Fidelma se agachó y puso una rodilla en el suelo junto a la gran losa. Estiró una mano para tocar algo que había llamado su atención. Estaba frío y resbaladizo. Grasa de vela fría vertida en una grieta junto a la vieja piedra.

Alguien entró en la iglesia haciendo un gran ruido con las puertas. Fidelma se levantó deprisa y vio que era el hermano Conghus el que había entrado y llamaba a Rumann con señas frenéticas.

El administrado se excusó y salió apresuradamente por el pasillo de la nave.

Cuando se hubo ido Fidelma se giró hacia Cass en voz baja.

– Hay forma de entrar en el sepulcro, lo juro.

Cass arqueó las cejas.

– ¿Qué os hace pensar eso? ¿Y qué tiene que ver con nuestra investigación?

– Mirad con atención esa grasa de vela y decidme qué observáis.

Cass miró hacia abajo.

– Sólo es grasa de vela. Toda la iglesia está llena de manchas así. Uno se puede romper una pierna al resbalar con ellas a menos que mire por dónde pisa.

Fidelma suspiró con impaciencia.

– Sí. Pero todas están donde deberían estar. Bajo los recipientes que contienen velas. Esta mancha se encuentra en un lugar donde no hay velas. Y mirad cómo ha caído.

– No lo entiendo.

– De verdad, Cass. Mirad. Observad. Deducidlo. ¿Veis que el borde de la losa de piedra es una línea recta allí donde descansa sobre el suelo? A su alrededor hay salpicaduras de grasa de vela que se han enfriado. Miradlo de cerca. Fijaos, la juntura. Es como si la grasa hubiera caído antes de que la losa se colocara en su sitio, de que se volviera a ajustar aquí encima.

Cass se frotó el cogote asombrado.

– Sigo sin entender.

Fidelma gruñó y se puso de rodillas. Intentó empujar la losa, moverla, primero en una dirección y luego en otra. Sus esfuerzos fueron vanos.

Finalmente y de mala gana, se levantó.

– Este sepulcro esconde una clave valiosa para resolver este misterio -dijo pensativa-. Alguien la ha abierto, y recientemente. Creo que por fin estoy empezando a ver cómo aclarar la oscuridad de este misterio…

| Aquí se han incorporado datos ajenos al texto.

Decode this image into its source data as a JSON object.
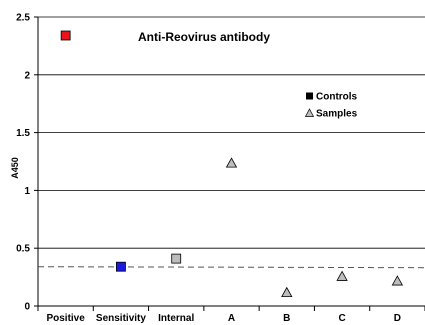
{
  "chart_data": {
    "type": "scatter",
    "title": "Anti-Reovirus antibody",
    "ylabel": "A450",
    "xlabel": "",
    "ylim": [
      0,
      2.5
    ],
    "yticks": [
      "0",
      "0.5",
      "1",
      "1.5",
      "2",
      "2.5"
    ],
    "ytick_values": [
      0,
      0.5,
      1,
      1.5,
      2,
      2.5
    ],
    "categories": [
      "Positive",
      "Sensitivity",
      "Internal",
      "A",
      "B",
      "C",
      "D"
    ],
    "grid": true,
    "legend_position": "right",
    "cutoff_line": 0.34,
    "series": [
      {
        "name": "Controls",
        "marker": "square",
        "points": [
          {
            "category": "Positive",
            "value": 2.34,
            "color": "#e8141c"
          },
          {
            "category": "Sensitivity",
            "value": 0.34,
            "color": "#1a1ae0"
          },
          {
            "category": "Internal",
            "value": 0.41,
            "color": "#bdbdbd"
          }
        ]
      },
      {
        "name": "Samples",
        "marker": "triangle",
        "points": [
          {
            "category": "A",
            "value": 1.24,
            "color": "#bdbdbd"
          },
          {
            "category": "B",
            "value": 0.12,
            "color": "#bdbdbd"
          },
          {
            "category": "C",
            "value": 0.26,
            "color": "#bdbdbd"
          },
          {
            "category": "D",
            "value": 0.22,
            "color": "#bdbdbd"
          }
        ]
      }
    ],
    "legend": [
      {
        "label": "Controls",
        "marker": "square",
        "color": "#000000"
      },
      {
        "label": "Samples",
        "marker": "triangle",
        "color": "#bdbdbd"
      }
    ]
  }
}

El hermano Rumann regresó sigilosamente hasta donde estaban. Por el rostro que traía, se dieron cuenta de que reventaba por revelar noticias importantes.

– Han visto a sor Grella -espetó.

– ¿Ha regresado a la abadía? -preguntó Fidelma con agitación.

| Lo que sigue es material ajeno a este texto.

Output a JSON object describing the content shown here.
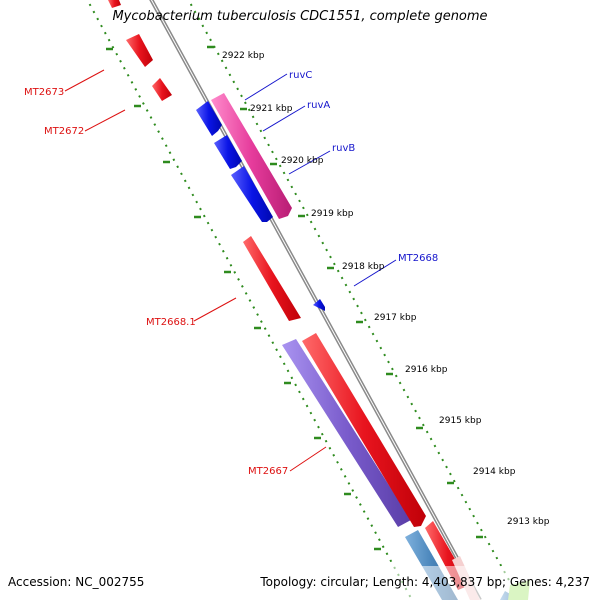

Rumann sacudió la cabeza en señal de negación.

– Alguien la ha visto cabalgando con Salbach en los bosques de Dór. Al parecer, el jefe de los Corco Loígde la ha encontrado. Excusadme, he de llevarle esta noticia al abad.

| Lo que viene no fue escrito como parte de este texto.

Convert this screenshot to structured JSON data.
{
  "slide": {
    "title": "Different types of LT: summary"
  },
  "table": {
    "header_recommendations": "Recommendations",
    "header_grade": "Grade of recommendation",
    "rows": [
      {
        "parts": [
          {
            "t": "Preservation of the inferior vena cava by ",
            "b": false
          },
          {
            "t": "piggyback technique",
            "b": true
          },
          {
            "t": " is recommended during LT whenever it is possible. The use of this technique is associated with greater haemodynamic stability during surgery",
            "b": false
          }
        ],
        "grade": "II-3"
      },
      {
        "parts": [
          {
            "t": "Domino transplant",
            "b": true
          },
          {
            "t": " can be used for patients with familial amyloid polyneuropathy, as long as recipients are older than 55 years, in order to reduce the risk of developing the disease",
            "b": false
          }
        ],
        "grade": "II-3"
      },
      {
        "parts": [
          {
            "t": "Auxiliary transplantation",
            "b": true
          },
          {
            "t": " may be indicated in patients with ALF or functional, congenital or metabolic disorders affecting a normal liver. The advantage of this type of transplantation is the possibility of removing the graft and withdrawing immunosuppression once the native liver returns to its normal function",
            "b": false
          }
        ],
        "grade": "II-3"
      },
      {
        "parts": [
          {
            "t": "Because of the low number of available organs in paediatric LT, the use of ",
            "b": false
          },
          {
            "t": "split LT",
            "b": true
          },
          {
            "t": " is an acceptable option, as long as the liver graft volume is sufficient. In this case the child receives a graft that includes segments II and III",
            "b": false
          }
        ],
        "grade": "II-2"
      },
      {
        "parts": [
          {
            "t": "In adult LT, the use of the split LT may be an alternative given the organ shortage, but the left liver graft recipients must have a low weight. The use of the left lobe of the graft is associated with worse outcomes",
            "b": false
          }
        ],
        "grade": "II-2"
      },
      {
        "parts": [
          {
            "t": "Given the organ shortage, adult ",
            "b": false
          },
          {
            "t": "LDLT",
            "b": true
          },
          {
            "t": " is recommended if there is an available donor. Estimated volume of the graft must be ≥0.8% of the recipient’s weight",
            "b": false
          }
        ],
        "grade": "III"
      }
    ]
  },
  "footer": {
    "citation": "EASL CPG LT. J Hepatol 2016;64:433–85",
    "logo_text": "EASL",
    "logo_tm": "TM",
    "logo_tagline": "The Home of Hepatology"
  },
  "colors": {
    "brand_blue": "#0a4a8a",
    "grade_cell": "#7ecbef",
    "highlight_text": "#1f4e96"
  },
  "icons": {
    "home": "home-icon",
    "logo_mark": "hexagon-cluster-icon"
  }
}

Fidelma observó cómo se marchaba apresurado. Cass hacía todo lo que podía para ocultar su entusiasmo.

– Bien. -Sonrió satisfecho-. Creo que nuestro misterio se acerca a su fin, ¿eh?

– ¿Cómo es eso, Cass? -preguntó Fidelma cansada.

– Si Salbach ha encontrado a sor Grella, entonces hemos encontrado al culpable. Vos misma disteis órdenes de que la detuvieran. Es la persona que está más implicada por las pruebas -señaló Cass-. Sin duda fue ella la que robó la prueba de la habitación del abad.

– Sin embargo, sor Grella no ha sido vista en la abadía desde que desapareció.

– Bueno, quizás regresó sin ser vista. En mi opinión, hay un ladrón y, si es ella, también es la asesina de Dacán. Seguramente sabía que la prueba que había en aquel marsupium tenía gran importancia. Es lógico que quisiera destruirla. Es probable que se enterara por alguien de la abadía de que Brocc tenía la prueba.

De repente Fidelma se lo quedó mirando pensativa. Se había olvidado de decirle que la prueba que quedaba implicaba a Grella, y no al contrario. De momento decidió guardarse la información.

– Es una explicación posible -admitió-. ¿Dónde están los bosques de Dór?

– Cuan Dóir es la fortaleza de Salbach, situada entre los bosques y el mar. Está a menos de un cuarto de hora atravesando el cabo -respondió Cass-. Podemos encontrarnos a Salbach escoltando a Grella por el camino; eso, si la trae de vuelta a la abadía.

– Mucha fuerza tiene ese «si» -murmuró Fidelma, pero no se explicó-. Creo que hemos de descubrir algo más de Grella y Salbach. Vayamos a buscar nuestros caballos a los establos.

Cass se contuvo un suspiro de enfado. Le parecía que Fidelma era una mujer de lo más exasperante.